2. The electron-proton high energy scattering data show that the total cross-section decreases with increasing energy (see e.g. the Rosenbluth formula) and that for a heavy collision, the portion of elastic cross-section decreases even faster. Therefore, the data of electron-proton scattering is completely different from that of the p-p data, where, at very high energy, both the elastic and the total cross-sections increase.
3. Fundamental wave properties indicate that as the projectile’s energy increases and its associated wave-length decreases, the effective scattering region decreases. This is the reason for the decrease of the electromagnetic electron-proton cross-section. Therefore, unless new dynamical factors arise or the interaction near the origin grows much faster than 1/r, the total cross-section should decrease with an increasing scattering energy.) This is a general scattering property of every quantum particle. On top of that, one should also note that QCD’s “asymptotic freedom” means that the quark-quark interaction practically vanishes at small distance.

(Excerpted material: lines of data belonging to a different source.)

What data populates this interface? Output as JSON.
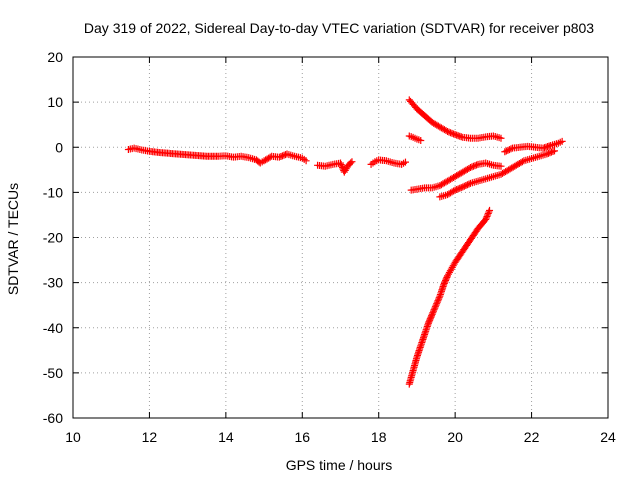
{
  "chart_data": {
    "type": "scatter",
    "title": "Day 319 of 2022, Sidereal Day-to-day VTEC variation (SDTVAR) for receiver p803",
    "xlabel": "GPS time / hours",
    "ylabel": "SDTVAR / TECUs",
    "xlim": [
      10,
      24
    ],
    "ylim": [
      -60,
      20
    ],
    "x_ticks": [
      10,
      12,
      14,
      16,
      18,
      20,
      22,
      24
    ],
    "y_ticks": [
      -60,
      -50,
      -40,
      -30,
      -20,
      -10,
      0,
      10,
      20
    ],
    "grid": true,
    "legend": "none",
    "marker": "plus",
    "color": "#ff0000",
    "series": [
      {
        "x": [
          11.45,
          11.6,
          11.8,
          12.0,
          12.3,
          12.6,
          12.9,
          13.2,
          13.5,
          13.8,
          14.0,
          14.2,
          14.4,
          14.6,
          14.8,
          14.9,
          15.0,
          15.2,
          15.4,
          15.6,
          15.8,
          16.0,
          16.1
        ],
        "y": [
          -0.5,
          -0.2,
          -0.6,
          -0.9,
          -1.2,
          -1.4,
          -1.6,
          -1.8,
          -2.0,
          -2.0,
          -1.9,
          -2.2,
          -2.0,
          -2.3,
          -2.8,
          -3.5,
          -3.0,
          -2.0,
          -2.2,
          -1.5,
          -2.0,
          -2.4,
          -3.0
        ]
      },
      {
        "x": [
          16.4,
          16.6,
          16.8,
          17.0,
          17.1,
          17.2,
          17.3
        ],
        "y": [
          -4.0,
          -4.2,
          -3.8,
          -3.5,
          -5.5,
          -4.0,
          -3.2
        ]
      },
      {
        "x": [
          17.8,
          17.9,
          18.0,
          18.2,
          18.4,
          18.6,
          18.7
        ],
        "y": [
          -3.8,
          -3.2,
          -2.8,
          -3.0,
          -3.5,
          -3.8,
          -3.3
        ]
      },
      {
        "x": [
          18.8,
          18.9,
          19.0,
          19.2,
          19.4,
          19.6,
          19.8,
          20.0,
          20.2,
          20.4,
          20.6,
          20.8,
          21.0,
          21.2
        ],
        "y": [
          10.5,
          9.5,
          8.5,
          7.0,
          5.5,
          4.5,
          3.5,
          2.8,
          2.2,
          2.0,
          2.0,
          2.3,
          2.5,
          2.0
        ]
      },
      {
        "x": [
          18.8,
          18.9,
          19.0,
          19.1
        ],
        "y": [
          2.5,
          2.2,
          1.8,
          1.5
        ]
      },
      {
        "x": [
          18.85,
          19.0,
          19.2,
          19.4,
          19.6,
          19.8,
          20.0,
          20.2,
          20.4,
          20.6,
          20.8,
          21.0,
          21.2
        ],
        "y": [
          -9.5,
          -9.3,
          -9.0,
          -9.0,
          -8.5,
          -7.5,
          -6.5,
          -5.5,
          -4.5,
          -3.8,
          -3.5,
          -4.0,
          -4.2
        ]
      },
      {
        "x": [
          19.6,
          19.8,
          20.0,
          20.2,
          20.4,
          20.6,
          20.8,
          21.0,
          21.2,
          21.4,
          21.6,
          21.8,
          22.0,
          22.2,
          22.4,
          22.6
        ],
        "y": [
          -11.0,
          -10.5,
          -9.5,
          -8.8,
          -8.0,
          -7.5,
          -7.0,
          -6.5,
          -6.0,
          -5.0,
          -4.0,
          -3.0,
          -2.5,
          -2.0,
          -1.5,
          -0.8
        ]
      },
      {
        "x": [
          21.3,
          21.5,
          21.7,
          21.9,
          22.1,
          22.3,
          22.5,
          22.7,
          22.8
        ],
        "y": [
          -1.0,
          -0.2,
          0.0,
          0.2,
          0.0,
          -0.2,
          0.4,
          0.9,
          1.3
        ]
      },
      {
        "x": [
          18.8,
          18.9,
          19.0,
          19.1,
          19.2,
          19.3,
          19.4,
          19.5,
          19.6,
          19.7,
          19.8,
          19.9,
          20.0,
          20.2,
          20.4,
          20.6,
          20.8,
          20.9
        ],
        "y": [
          -52.5,
          -49.5,
          -46.5,
          -44.0,
          -41.5,
          -39.0,
          -37.0,
          -35.0,
          -33.0,
          -30.5,
          -28.5,
          -27.0,
          -25.5,
          -23.0,
          -20.5,
          -18.0,
          -16.0,
          -14.0
        ]
      }
    ]
  }
}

It follows from QCD that the proton-proton scattering cross-section should decrease much faster than the electron-proton cross-section. This QCD result is completely inconsistent with the p-p data.

6. Mar 16, 2016

### Staff: Mentor

This is a formula for elastic scattering, and with electron/proton collisions instead of proton/proton collisions so you would not expect the same result. Also, where did you integrate it over all phase space?
This argument is faulty as it ignores the proton PDFs and the minimal momentum exchange to be considered a collision. At high energies you have more particles in the proton that can contribute to a collision.
The coupling goes down for higher energies, but that just means the cross-section for jets with 1/4 the proton energy (random example) goes down. So what, that's not the total cross-section.